Anonymous Testimonials from former College Field School Students:

“Working with Native Scholars and hearing their perspectives on our work was extremely valuable to me. It’s something I will carry with me forever, personally and academically.”


“Working in teams and learning how to cooperate on a research project will pay dividends for future collaboration.”


“I didn’t know much about graduate school things before going into this program. Nor did I know too much about the professional world of archaeology, but now I have a clearer picture of both.”

Stipends
Qualifying students will receive a stipend to support their attendance through the National Science Foundation’s Research Experiences for Undergraduates program (NSF REU 1851763).

Accommodations
Accommodations are in comfortable, shared cabins on Crow Canyon’s 170-acre campus, just outside the town of Cortez. Students must provide their own sleeping kits and personal gear and will be housed in cabins designed to be energy efficient. Cabins include shower and toilet facilities. Housing costs are included with this program.

    • Crow Canyon provides Wi-Fi Internet service in campus buildings.
    • Laundry facilities will be made available to students.

Meals
This program provides all meals, seven days a week for breakfast, lunch, and dinner. On-campus meals are served cafeteria-style in the lodge. Dinner and lunches on campus include a salad bar and a vegetarian entree. Fresh fruit, lemonade, iced tea, and coffee are available on campus all day. If you are working at the Haynie site or on survey, snacks, water, and a picnic lunch (sandwiches, fresh fruit, chips, and cookies) are provided.
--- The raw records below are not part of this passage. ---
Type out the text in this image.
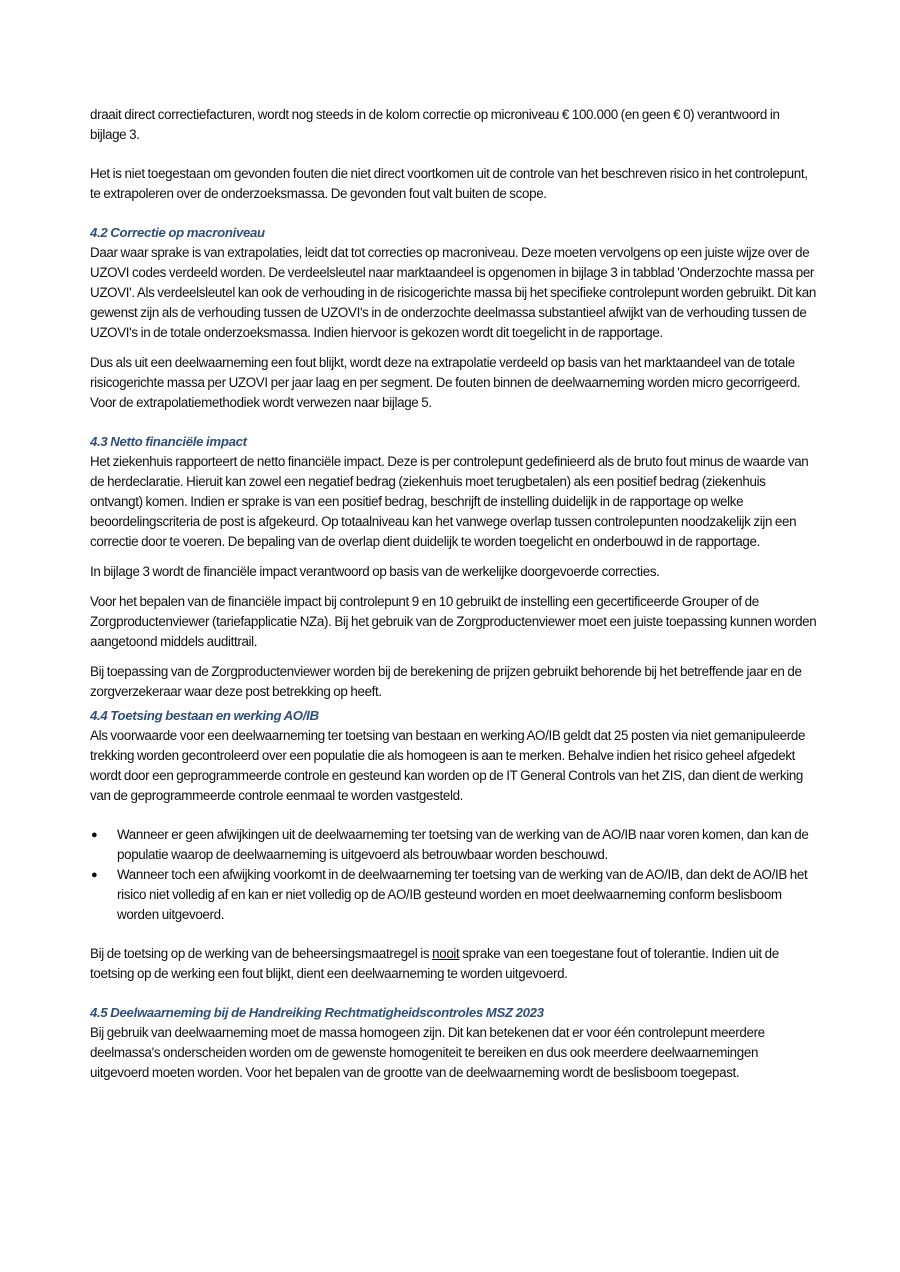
draait direct correctiefacturen, wordt nog steeds in de kolom correctie op microniveau € 100.000 (en geen € 0) verantwoord in bijlage 3.

Het is niet toegestaan om gevonden fouten die niet direct voortkomen uit de controle van het beschreven risico in het controlepunt, te extrapoleren over de onderzoeksmassa. De gevonden fout valt buiten de scope.

4.2 Correctie op macroniveau

Daar waar sprake is van extrapolaties, leidt dat tot correcties op macroniveau. Deze moeten vervolgens op een juiste wijze over de UZOVI codes verdeeld worden. De verdeelsleutel naar marktaandeel is opgenomen in bijlage 3 in tabblad 'Onderzochte massa per UZOVI'. Als verdeelsleutel kan ook de verhouding in de risicogerichte massa bij het specifieke controlepunt worden gebruikt. Dit kan gewenst zijn als de verhouding tussen de UZOVI's in de onderzochte deelmassa substantieel afwijkt van de verhouding tussen de UZOVI's in de totale onderzoeksmassa. Indien hiervoor is gekozen wordt dit toegelicht in de rapportage.

Dus als uit een deelwaarneming een fout blijkt, wordt deze na extrapolatie verdeeld op basis van het marktaandeel van de totale risicogerichte massa per UZOVI per jaar laag en per segment. De fouten binnen de deelwaarneming worden micro gecorrigeerd. Voor de extrapolatiemethodiek wordt verwezen naar bijlage 5.

4.3 Netto financiële impact

Het ziekenhuis rapporteert de netto financiële impact. Deze is per controlepunt gedefinieerd als de bruto fout minus de waarde van de herdeclaratie. Hieruit kan zowel een negatief bedrag (ziekenhuis moet terugbetalen) als een positief bedrag (ziekenhuis ontvangt) komen. Indien er sprake is van een positief bedrag, beschrijft de instelling duidelijk in de rapportage op welke beoordelingscriteria de post is afgekeurd. Op totaalniveau kan het vanwege overlap tussen controlepunten noodzakelijk zijn een correctie door te voeren. De bepaling van de overlap dient duidelijk te worden toegelicht en onderbouwd in de rapportage.

In bijlage 3 wordt de financiële impact verantwoord op basis van de werkelijke doorgevoerde correcties.

Voor het bepalen van de financiële impact bij controlepunt 9 en 10 gebruikt de instelling een gecertificeerde Grouper of de Zorgproductenviewer (tariefapplicatie NZa). Bij het gebruik van de Zorgproductenviewer moet een juiste toepassing kunnen worden aangetoond middels audittrail.

Bij toepassing van de Zorgproductenviewer worden bij de berekening de prijzen gebruikt behorende bij het betreffende jaar en de zorgverzekeraar waar deze post betrekking op heeft.

4.4 Toetsing bestaan en werking AO/IB

Als voorwaarde voor een deelwaarneming ter toetsing van bestaan en werking AO/IB geldt dat 25 posten via niet gemanipuleerde trekking worden gecontroleerd over een populatie die als homogeen is aan te merken. Behalve indien het risico geheel afgedekt wordt door een geprogrammeerde controle en gesteund kan worden op de IT General Controls van het ZIS, dan dient de werking van de geprogrammeerde controle eenmaal te worden vastgesteld.

● Wanneer er geen afwijkingen uit de deelwaarneming ter toetsing van de werking van de AO/IB naar voren komen, dan kan de populatie waarop de deelwaarneming is uitgevoerd als betrouwbaar worden beschouwd.
● Wanneer toch een afwijking voorkomt in de deelwaarneming ter toetsing van de werking van de AO/IB, dan dekt de AO/IB het risico niet volledig af en kan er niet volledig op de AO/IB gesteund worden en moet deelwaarneming conform beslisboom worden uitgevoerd.

Bij de toetsing op de werking van de beheersingsmaatregel is nooit sprake van een toegestane fout of tolerantie. Indien uit de toetsing op de werking een fout blijkt, dient een deelwaarneming te worden uitgevoerd.

4.5 Deelwaarneming bij de Handreiking Rechtmatigheidscontroles MSZ 2023

Bij gebruik van deelwaarneming moet de massa homogeen zijn. Dit kan betekenen dat er voor één controlepunt meerdere deelmassa's onderscheiden worden om de gewenste homogeniteit te bereiken en dus ook meerdere deelwaarnemingen uitgevoerd moeten worden. Voor het bepalen van de grootte van de deelwaarneming wordt de beslisboom toegepast.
Juice, spring water, and soda are available from the vending machine behind the lodge. Meal costs are included with this program.

Campus
Crow Canyon’s 170-acre campus, located just outside the town of Cortez, features a large meadow, pinyon- and juniper-covered hillsides, and spectacular views of Mesa Verde and the La Plata Mountains. A short nature trail winds through the woods. Buildings on campus include the lodge, cabins, 10 Diné style hogans, two learning centers, and the Gates Archaeology Laboratory (the Gates Building), which houses classrooms, libraries, offices, and a material culture laboratory. A lounge area is also available in the Gates Building.
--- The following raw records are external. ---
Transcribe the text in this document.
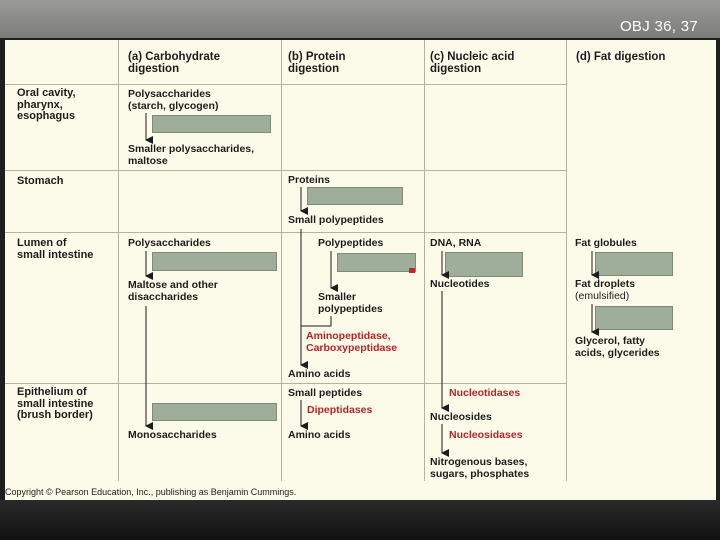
OBJ 36, 37
(a) Carbohydrate
digestion
(b) Protein
digestion
(c) Nucleic acid
digestion
(d) Fat digestion
Oral cavity,
pharynx,
esophagus
Stomach
Lumen of
small intestine
Epithelium of
small intestine
(brush border)
Polysaccharides
(starch, glycogen)
Smaller polysaccharides,
maltose
Polysaccharides
Maltose and other
disaccharides
Monosaccharides
Proteins
Small polypeptides
Polypeptides
Smaller
polypeptides
Aminopeptidase,
Carboxypeptidase
Amino acids
Small peptides
Dipeptidases
Amino acids
DNA, RNA
Nucleotides
Nucleotidases
Nucleosides
Nucleosidases
Nitrogenous bases,
sugars, phosphates
Fat globules
Fat droplets
(emulsified)
Glycerol, fatty
acids, glycerides
Copyright © Pearson Education, Inc., publishing as Benjamin Cummings.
All indoor facilities are smoke-free. Wildfires are a real danger in our area; if you smoke, please do so only in the designated smoking area, at the picnic table behind the lodge. Smoking by minors (under age 18) is prohibited. In addition to hosting participants in Crow Canyon programs, our rural campus is also visited by a variety of wildlife, including deer, rabbits, marmots, birds, snakes, lizards, foxes, coyotes, and the occasional mountain lion.

The field school fee covers in-field transportation, field equipment rental, housing, meals, instructor fees, evening lectures, and field trips to ancestral Pueblo sites in the Mesa Verde region. Transportation to and from Cortez and your personal gear are your responsibility. Weekends are yours to explore the cultural and natural attractions in the area.